No-Till on the Plains to Host Soil Health Workshop in Enid Focused on Cover Crops and Grazing

Fri, 19 May 2017 12:32:38 CDT

No-Till on the Plains to Host Soil Health Workshop in Enid Focused on Cover Crops and Grazing No-till on the Plains is hosting a soil health workshop on Thursday July 6 in Enid, Okla. The workshop will begin at 8:30 a.m. and end at 5 p.m., Northern Oklahoma College’s Gantz Student Center, Montgomery Hall, 2200 E. Maine St., Enid. Speakers will address a variety of soil health topics.



-       Dr. Richard Teague, Associate Resident Director and Professor, Texas A&M University AgriLife Research, Vernon, Texas, will present “Managing Grazing to Regenerate Soil Health and Ranch Livelihoods”.


-       Doug Spencer, Rangeland Management Specialist, USDA Natural Resources Conservation Service, Marion, Kan., will speak on “Multi-Use Cover Crops for Grazing and Soil Health”.


-       Jimmy Emmons, grain and cattle producer, Leedey, Okla. will present “Improving Soil Health on the Farm and Ranch”.


-       Darin Williams, continuous no-till producer/soil health practitioner, Waverly, Kan., will discuss “Making at Difference with Livestock, Cover Crops and No-till”.




There is no charge for the event and lunch will be provided. Registration is encouraged, limit of 150 registrations.

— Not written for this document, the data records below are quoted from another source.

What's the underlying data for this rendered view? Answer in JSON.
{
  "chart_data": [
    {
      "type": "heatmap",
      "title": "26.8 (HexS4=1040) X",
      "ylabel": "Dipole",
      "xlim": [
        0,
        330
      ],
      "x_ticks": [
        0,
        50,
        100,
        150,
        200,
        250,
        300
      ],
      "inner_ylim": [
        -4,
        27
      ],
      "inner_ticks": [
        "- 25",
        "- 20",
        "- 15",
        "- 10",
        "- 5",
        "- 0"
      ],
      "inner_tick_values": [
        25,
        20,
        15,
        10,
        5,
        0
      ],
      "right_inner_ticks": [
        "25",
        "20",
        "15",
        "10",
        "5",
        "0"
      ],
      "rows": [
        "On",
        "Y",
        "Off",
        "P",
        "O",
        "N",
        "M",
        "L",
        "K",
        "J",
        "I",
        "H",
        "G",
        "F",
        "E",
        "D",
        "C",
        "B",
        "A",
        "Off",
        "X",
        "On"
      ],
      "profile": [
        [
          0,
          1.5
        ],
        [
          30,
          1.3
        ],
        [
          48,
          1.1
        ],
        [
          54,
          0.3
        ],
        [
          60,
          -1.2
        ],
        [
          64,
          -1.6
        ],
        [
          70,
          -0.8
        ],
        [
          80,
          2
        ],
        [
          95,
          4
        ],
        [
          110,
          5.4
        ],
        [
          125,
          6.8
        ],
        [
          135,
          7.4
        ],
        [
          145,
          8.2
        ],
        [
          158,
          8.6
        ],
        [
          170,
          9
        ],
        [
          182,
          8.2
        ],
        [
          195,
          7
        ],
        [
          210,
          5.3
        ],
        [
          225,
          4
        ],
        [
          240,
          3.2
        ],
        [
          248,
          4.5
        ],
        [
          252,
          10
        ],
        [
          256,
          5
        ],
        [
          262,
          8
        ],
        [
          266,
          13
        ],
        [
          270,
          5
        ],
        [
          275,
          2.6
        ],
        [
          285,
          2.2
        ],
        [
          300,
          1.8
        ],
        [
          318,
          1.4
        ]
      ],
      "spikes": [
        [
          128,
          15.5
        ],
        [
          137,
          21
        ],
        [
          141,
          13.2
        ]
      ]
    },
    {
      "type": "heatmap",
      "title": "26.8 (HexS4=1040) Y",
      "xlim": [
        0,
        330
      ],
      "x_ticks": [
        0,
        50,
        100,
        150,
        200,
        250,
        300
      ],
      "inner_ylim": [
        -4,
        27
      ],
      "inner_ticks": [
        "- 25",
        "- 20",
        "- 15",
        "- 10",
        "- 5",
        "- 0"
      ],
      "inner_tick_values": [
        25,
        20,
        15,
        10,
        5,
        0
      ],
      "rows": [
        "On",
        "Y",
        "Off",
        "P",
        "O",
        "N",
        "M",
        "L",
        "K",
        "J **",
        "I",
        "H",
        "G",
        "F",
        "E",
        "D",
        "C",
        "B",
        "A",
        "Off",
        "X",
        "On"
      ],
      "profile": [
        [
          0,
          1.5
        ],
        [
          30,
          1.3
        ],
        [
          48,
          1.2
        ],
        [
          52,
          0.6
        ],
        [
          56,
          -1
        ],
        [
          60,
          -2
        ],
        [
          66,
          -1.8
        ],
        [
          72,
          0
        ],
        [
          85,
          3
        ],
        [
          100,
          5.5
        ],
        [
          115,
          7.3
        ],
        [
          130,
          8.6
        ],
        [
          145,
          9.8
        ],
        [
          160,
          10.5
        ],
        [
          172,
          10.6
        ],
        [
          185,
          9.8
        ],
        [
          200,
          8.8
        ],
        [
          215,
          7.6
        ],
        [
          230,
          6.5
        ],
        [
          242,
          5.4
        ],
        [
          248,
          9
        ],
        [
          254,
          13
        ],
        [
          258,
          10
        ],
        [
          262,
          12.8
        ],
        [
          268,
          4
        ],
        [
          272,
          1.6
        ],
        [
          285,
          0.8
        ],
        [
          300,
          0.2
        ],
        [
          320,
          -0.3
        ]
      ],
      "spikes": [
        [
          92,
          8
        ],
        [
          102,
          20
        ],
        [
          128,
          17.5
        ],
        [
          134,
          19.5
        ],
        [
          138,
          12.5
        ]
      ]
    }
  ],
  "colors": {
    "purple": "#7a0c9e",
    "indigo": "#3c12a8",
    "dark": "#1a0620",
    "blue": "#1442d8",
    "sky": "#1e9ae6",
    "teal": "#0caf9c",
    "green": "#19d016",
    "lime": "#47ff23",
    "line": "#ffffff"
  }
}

Visit notill.org or call 785-210-4549 for more information.



This high-quality education event is funded through a grant to Oklahoma State University Extension from the Natural Resources Conservation Service and support from Green Cover Seed.



Registration is available on the No-till on the Plains website.



No-till farming systems offer several advantages to producers willing to implement the system. Fewer trips across fields without tillage passes will reduce fuel costs. Increasing crops in rotations breaks weed and insect pest cycles. Increased crop residue and root systems will increase soil organic matter and microbiological activity, thereby increasing the productiveness and fertility of the soil. Implemented in a site-specific systems approach, no-till will, over time, outperform conventional tillage.